When I was in college, I was dirt poor. All my money went to rent, so I had to really scrape by. My secrets then?:
- I volunteered for college radio and received lots of free tickets for cheap entertainment.
- I ate lots of potatoes, oatmeal, and low-priced produce.
- I shopped for food at discount outlets and bought their best deals.
- I washed my clothes by hand.
- I shopped at thrift stores.
- I went to Vietnamese delis and ate lots of $1 sandwiches.
- I'd go to free parties and art receptions rather than going out and spending money.
posted by insomnia_lj at 8:50 PM on February 6, 2002


to each his own...

the article just makes me think... what exactly DO i spend my money on.....
posted by doodlebug at 8:58 PM on February 6, 2002


By the way, here's an updated link to the Stranger article.
posted by argybarg at 10:13 PM on February 6, 2002


I did my taxes this week. 8K for the year. $500 rebate coming. My secrets and tips:
  • avoid loans and debt at all costs [this is more luck than skill for sure]
  • buy no clothing new, except shoes. buy good shoes and take care of them.
  • cook at home
  • avoid expensive drug, smoking, computer, and drinking habits
  • craigslist is the place to go for rideshares and local deals
  • do not own a cell phone, eschew cable
  • avoid the urge to buy something just because you are in a store or restaurant with friends
  • barter for as much as you can, swap services for meals or rides
  • make minimizing rent costs your #1 goal
  • do volunteer jobs that pay off in food, haircuts, free books, etc.
  • visit the library, take the bus, learn to like them both
I was sure the Stranger article was going to bother me [tips on getting the cheapest margeritas instead of skipping the bar altogether] but it was surprisingly even-handed, not like some alleged simple living advice rags.
posted by jessamyn at 11:23 PM on February 6, 2002


'Cruising Russel Square'

I'm sure he's very healthy.
posted by Frasermoo at 12:51 AM on February 7, 2002


The Guardian recently published an interesting two part article on surviving in London on £4 an hour.
posted by jedro at 2:48 AM on February 7, 2002


this reminds me of the new york couple who saved on non-essentials for two years (or maybe four) whilst working at 'normal' (read average waged) jobs. they saved enough to buy the farm in the country that they had always wanted, and sold the story and frugal survival tips as a book, becoming millionaires. sorry no links, as i don't know their names.
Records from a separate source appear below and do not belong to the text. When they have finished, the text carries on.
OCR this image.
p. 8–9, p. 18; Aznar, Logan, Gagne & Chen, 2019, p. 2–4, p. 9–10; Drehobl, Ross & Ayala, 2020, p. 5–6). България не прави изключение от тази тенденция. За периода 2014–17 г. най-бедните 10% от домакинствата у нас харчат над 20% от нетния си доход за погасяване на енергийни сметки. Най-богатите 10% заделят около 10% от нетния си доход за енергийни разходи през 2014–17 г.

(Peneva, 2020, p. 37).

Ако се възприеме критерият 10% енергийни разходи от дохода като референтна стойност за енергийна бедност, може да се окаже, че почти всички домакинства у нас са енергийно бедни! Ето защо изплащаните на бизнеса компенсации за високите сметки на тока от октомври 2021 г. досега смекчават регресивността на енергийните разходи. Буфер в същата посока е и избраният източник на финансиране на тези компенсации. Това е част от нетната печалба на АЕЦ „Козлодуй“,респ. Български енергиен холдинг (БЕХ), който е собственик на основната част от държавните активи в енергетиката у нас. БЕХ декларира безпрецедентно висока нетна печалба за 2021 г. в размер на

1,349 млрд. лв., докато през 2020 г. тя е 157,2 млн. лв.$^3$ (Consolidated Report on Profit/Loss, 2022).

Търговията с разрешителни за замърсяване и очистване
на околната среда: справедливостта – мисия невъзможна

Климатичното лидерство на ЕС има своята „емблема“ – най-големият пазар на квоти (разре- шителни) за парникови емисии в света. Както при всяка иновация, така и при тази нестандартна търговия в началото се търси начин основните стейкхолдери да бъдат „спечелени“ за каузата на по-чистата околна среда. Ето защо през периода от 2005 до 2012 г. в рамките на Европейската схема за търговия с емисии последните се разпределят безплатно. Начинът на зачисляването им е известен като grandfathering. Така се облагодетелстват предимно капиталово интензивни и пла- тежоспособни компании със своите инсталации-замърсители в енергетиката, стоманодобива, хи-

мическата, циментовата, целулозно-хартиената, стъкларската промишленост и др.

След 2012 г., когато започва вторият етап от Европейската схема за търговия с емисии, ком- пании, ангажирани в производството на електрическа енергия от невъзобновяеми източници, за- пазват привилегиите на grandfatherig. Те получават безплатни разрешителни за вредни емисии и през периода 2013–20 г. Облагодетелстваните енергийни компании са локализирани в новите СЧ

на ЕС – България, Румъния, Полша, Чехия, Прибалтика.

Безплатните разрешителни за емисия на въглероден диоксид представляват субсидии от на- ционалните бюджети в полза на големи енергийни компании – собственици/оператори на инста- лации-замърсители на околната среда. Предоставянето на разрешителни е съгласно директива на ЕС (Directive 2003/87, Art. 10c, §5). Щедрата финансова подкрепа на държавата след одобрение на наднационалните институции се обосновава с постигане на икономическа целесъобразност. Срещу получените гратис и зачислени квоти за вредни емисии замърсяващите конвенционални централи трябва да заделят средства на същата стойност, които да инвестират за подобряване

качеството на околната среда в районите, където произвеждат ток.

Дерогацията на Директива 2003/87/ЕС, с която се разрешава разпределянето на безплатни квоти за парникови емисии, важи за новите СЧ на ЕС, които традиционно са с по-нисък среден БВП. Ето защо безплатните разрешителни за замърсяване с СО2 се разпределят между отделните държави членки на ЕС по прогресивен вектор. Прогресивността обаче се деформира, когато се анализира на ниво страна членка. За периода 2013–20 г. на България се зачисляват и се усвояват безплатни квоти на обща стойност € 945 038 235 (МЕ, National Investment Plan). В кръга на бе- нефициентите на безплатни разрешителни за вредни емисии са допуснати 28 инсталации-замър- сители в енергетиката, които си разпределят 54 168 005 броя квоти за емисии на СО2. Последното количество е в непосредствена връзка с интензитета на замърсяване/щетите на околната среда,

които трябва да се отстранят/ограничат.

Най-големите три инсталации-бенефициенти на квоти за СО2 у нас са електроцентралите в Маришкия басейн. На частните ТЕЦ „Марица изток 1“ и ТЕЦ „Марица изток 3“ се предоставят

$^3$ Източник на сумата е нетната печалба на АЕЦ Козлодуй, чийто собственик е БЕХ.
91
tino - i for one am glad to know that some of my taxes are giong to a decent cause. peter tatchell lives below the poverty line (50% of the uk population live below or near the poverty line) and is therefore eligable for housing benefit.
posted by asok at 7:06 AM on February 7, 2002


Stories like this are inspiring. I reorganized my life, about a year and a half ago, trying to simplify everything and get out from under the pile of monthly bills. I moved from a two-bedroom apartment to a studio, got rid of nearly all furniture, left the TV behind, gave my computer gear to the Real Change office down the street... it was satisfying, and I enjoyed the lightweight feeling.
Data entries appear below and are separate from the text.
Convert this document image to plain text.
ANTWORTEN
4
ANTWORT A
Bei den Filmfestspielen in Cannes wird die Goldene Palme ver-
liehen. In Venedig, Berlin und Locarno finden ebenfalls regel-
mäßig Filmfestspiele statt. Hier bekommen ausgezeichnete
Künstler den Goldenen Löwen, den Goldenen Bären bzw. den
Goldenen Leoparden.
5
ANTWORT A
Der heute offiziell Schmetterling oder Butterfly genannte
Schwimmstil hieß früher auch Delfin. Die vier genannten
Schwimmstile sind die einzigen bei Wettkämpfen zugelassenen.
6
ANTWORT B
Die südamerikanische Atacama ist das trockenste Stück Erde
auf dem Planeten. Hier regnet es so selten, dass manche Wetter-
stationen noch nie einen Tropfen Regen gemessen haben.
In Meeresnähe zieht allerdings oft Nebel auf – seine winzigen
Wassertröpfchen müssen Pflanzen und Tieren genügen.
It's tricky to sustain, though, and trickier when another person is involved. I'm still living in the studio, but it's filled up with possessions now. Somehow I collected two computers, a cell phone, and a DSL connection over the course of last year. I earned plenty of money but it's all gone. I'm starting to feel that another reorganization may be in order, but it's hard to imagine what can be cut out, and hard to see how to go smaller and lighter when the other party to my life is thinking "someplace a little bigger would be nice"...

-Mars
posted by Mars Saxman at 9:26 AM on February 7, 2002


I can't read this crap any more. Not that it isn't inspiring, but I have three small kids so it's a completely different ball game. I can't imagine getting by on less than $25k a year.
posted by mecran01 at 10:23 AM on February 7, 2002


It must be nice not to be a materialist.